We live with a 10-going-on-11-in-a-week year old boy, and I feel for you. My vote goes to dirtynumbangelboy's answer. Seriously. From what I've experienced with my own son and his friends and friends of friends (yes, anecdata), some kids just have attention spans like goldfish. I don't think it's a matter of how you've raised them, or that they're trying to annoy you, or that they're scared to, or that they're environmentally conscious, but it's just how some kids are wired. They'll hopefully grow out of it, and in the meantime, I think you and your wife will just have to keep asking them to please flush the toilet. Flush the toilet. Flush the toilet. And try not to do it for them, make them do it themselves if you can catch them before they go shooting out the door for their bikes.

I also think that if you and your wife follow through with some people's suggestions above to not flush the toilet yourselves and see if your kids will notice, my guess (like Clyde Mnestra's above) is that THEY WON'T CARE.

If it's any consolation, at least now you know your kids aren't particularly unique in this regard...
posted by misozaki at 6:14 PM on May 28, 2008


In my experience with kids this age (aunt-like family friend), yeah, they're distracted easily and just don't care.

I agree with misozaki. Just keep telling them to flush the toilet, flush the toilet, did you flush the toilet? Flush the toilet. Want me to stop saying flush the toilet? Then flush the toilet. They'll get through this phase eventually.
posted by desuetude at 8:24 PM on May 28, 2008 [1 favorite]


They don't flush because it annoys you.
posted by 26.2 at 10:54 PM on May 28, 2008 [1 favorite]


When I was really young, I was terrified of the flush. The noise, the vortex, the Mysteries of The Underworld. I think I still had a bit of that until I was 8 or 9 years old, but by that time it was more a pleasant, welcome frisson than a real fear.

But I think I always flushed, even when I was 4 or 5 -- I just hit that handle and RAN LIKE FUCK.
posted by stavrosthewonderchicken at 12:43 AM on May 29, 2008


Don't you guys remember being a kid? It was already so annoying to have to stop in the middle of doing something fun in order to go pee, let alone wasting time afterwards flushing and washing up! As kids we knew very well how to have fun, and we knew flushing the toilet was not it. I, for one, was in a hurry to get back to that game of calvinball or to beat a new level on that video game I just rented.
posted by kurtiss at 1:16 AM on May 29, 2008


It is easy to forget to do something that makes such a horrible noise, while at the same time, being unaware that you find the noise horrible. It is possible that the lack of awareness of this feeling relates to the routine levels of noise in which we live in these times, and have no control over at all.

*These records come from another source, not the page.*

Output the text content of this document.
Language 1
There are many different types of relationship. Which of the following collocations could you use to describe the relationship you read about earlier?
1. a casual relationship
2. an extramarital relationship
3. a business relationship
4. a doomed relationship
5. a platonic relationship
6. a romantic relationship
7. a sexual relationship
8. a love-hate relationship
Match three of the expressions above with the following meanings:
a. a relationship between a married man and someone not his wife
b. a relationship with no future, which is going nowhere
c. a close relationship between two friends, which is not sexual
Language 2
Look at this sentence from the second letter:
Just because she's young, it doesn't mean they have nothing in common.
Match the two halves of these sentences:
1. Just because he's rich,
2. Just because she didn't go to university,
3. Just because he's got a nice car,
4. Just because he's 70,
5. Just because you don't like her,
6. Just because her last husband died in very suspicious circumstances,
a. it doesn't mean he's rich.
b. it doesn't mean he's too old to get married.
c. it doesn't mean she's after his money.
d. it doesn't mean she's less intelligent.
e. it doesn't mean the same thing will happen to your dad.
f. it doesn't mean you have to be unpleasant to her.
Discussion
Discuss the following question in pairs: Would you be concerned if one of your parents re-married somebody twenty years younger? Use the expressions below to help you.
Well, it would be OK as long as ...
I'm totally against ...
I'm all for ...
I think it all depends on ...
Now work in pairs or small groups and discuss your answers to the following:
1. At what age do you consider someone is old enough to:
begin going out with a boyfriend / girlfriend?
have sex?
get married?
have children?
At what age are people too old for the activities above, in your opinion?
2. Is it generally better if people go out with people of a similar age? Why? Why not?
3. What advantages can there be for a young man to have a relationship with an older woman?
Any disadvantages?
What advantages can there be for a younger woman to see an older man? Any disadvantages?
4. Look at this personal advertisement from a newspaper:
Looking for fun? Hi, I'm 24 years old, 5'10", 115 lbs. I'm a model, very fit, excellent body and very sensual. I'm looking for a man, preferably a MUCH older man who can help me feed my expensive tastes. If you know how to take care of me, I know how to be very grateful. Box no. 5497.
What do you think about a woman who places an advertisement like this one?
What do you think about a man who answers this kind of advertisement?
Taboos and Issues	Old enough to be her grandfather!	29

Studies have shown that we are very sensitive to smell. It is speculated that this is because it is so totally primal. It is my personal speculation that sound is very similar in its affects on our minds, yet we are, perhaps, usually less aware of these effects.
posted by Goofyy at 1:17 AM on May 29, 2008


Every time they don't flush, make them clean the cat box and see how they like staring at someone else's poop. If each claims it was the other that forgot, make them both do it.

They'll soon learn to flush, and even start policing each other for you.

I also like the idea of emailing a picture around, though that could really get you in trouble if you had to actually go through with it.
posted by GardenGal at 7:21 AM on May 29, 2008


Not all kids.

Back when I taught preschool, there was this little girl (three-years old) who would pee, tear off a piece of toilet paper, throw it in the toilet, and then flush. She got it all right except for the "using the toilet paper" part. I'm not sure what she thought the point of toilet paper was. But after peeing, it was vitally important to her to flush some of it.